Cutaneous KAs are characterized by an initial period of rapid growth followed by spontaneous regression, usually within 6 months. However, the natural history of conjunctival KA is unclear because of timely resection. In addition, our patient's symptoms, including foreign body sensation, redness, and the rapidly growing mass had been ongoing for 3 months, and early surgery was performed in order differential diagnose with SCC.
Conjunctival SCC is more common in elderly patients, but may occur earlier in patients with xeroderma pigmentosum or acquired immune deficiency syndrome (AIDS)(9). Differentiation between SCC and KA can be challenging. KAs can easily be mistaken for SCC as their clinical presentation and histopathologic findings are very similar. Some authors regard KAs as a variant of SCC. Grossniklaus et al. reported cases of conjunctival KA with invasive features(10), describing a case with a rapidly growing limbal lesion that was excised after 3 weeks with histological evidence of invasion. Subsequent rapid recurrence was observed in their patient, with intraocular invasion requiring enucleation, and surgical removal was justified to prevent possible eventual malignancy, as well as the difficulty of clinically differentiating this lesion from SCC. In our patient, we excised the lesion surgically with cryotherapy application to the limbus and conjunctival margins. As mentioned earlier, it may be difficult to histopathologically differentiate KA from SCC, particularly when lesions are incompletely excised. KAs are hemispheric-like, symmetric lesions with both exophytic and endophytic growth. They usually present with a keratin-filled central crater with overhanging epidermal edges and are composed of keratinocyte proliferations with large glassy, eosinophilic cytoplasm. The keratinocytes in KA show mild-to-moderate nuclear atypia. Mild-to-moderate inflammatory infiltrate at the base of the lesion may be present. SCC shows invasion of the dermis or subepithelial tissue, with irregular islands of squamous cells. Although keratinized and squamous pearls are abundant in well-differentiated SCC, they are absent in poorly differentiated tumors. Dermal/subepithelial inflammatory infiltrate may be observed. Histopathologic examination showing overhanging edges and a hemispheric-like lesion with marked atypical squamous cells suggest KA. The rapid growth of the lesion in our young patient also supports this diagnosis. Normal conjunctival epithelium was observed at the resected edges.

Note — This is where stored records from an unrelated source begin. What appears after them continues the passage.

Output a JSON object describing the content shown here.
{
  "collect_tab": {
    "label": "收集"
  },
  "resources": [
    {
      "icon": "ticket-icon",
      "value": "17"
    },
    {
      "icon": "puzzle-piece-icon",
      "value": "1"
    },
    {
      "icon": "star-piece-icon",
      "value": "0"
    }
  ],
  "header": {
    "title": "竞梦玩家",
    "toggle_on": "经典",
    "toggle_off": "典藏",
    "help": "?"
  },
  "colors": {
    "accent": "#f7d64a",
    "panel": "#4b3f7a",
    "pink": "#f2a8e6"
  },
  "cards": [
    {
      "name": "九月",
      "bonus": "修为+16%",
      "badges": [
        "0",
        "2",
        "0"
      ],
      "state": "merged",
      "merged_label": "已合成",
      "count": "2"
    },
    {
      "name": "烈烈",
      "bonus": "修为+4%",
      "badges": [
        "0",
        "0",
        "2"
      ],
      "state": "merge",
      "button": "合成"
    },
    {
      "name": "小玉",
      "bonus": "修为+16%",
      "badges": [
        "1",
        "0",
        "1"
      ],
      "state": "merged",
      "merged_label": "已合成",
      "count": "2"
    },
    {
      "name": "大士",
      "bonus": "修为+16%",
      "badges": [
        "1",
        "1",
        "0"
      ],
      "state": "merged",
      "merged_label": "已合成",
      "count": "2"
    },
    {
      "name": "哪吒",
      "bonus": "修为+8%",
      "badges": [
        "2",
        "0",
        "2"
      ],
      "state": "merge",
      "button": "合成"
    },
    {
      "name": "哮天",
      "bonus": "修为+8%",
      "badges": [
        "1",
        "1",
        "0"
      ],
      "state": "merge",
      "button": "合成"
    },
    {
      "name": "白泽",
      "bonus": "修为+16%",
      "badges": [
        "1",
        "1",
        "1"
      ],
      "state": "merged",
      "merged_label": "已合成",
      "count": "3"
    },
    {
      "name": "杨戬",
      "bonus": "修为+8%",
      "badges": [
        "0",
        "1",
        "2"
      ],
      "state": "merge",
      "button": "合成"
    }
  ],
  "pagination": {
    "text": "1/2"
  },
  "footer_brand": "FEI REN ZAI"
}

In literature, KA is typically reported in middle-aged and elderly patients, except for a 17-year-old patient with xeroderma pigmentosum, which was probably responsible for the younger age of onset(8). However, we report a 23-year-old patient who had no history of trauma, surgery, infection, or skin disorders. To the best of our knowledge, he is the youngest patient to be reported with KA who had no risk factors for the disease.
In conclusion, both KA and SCC are possible in young patients, and we recommend early excision of suspected conjunctival KA for differential diagnosis with SCC. Careful follow-up is important for all patients with conjunctival KA after complete excision.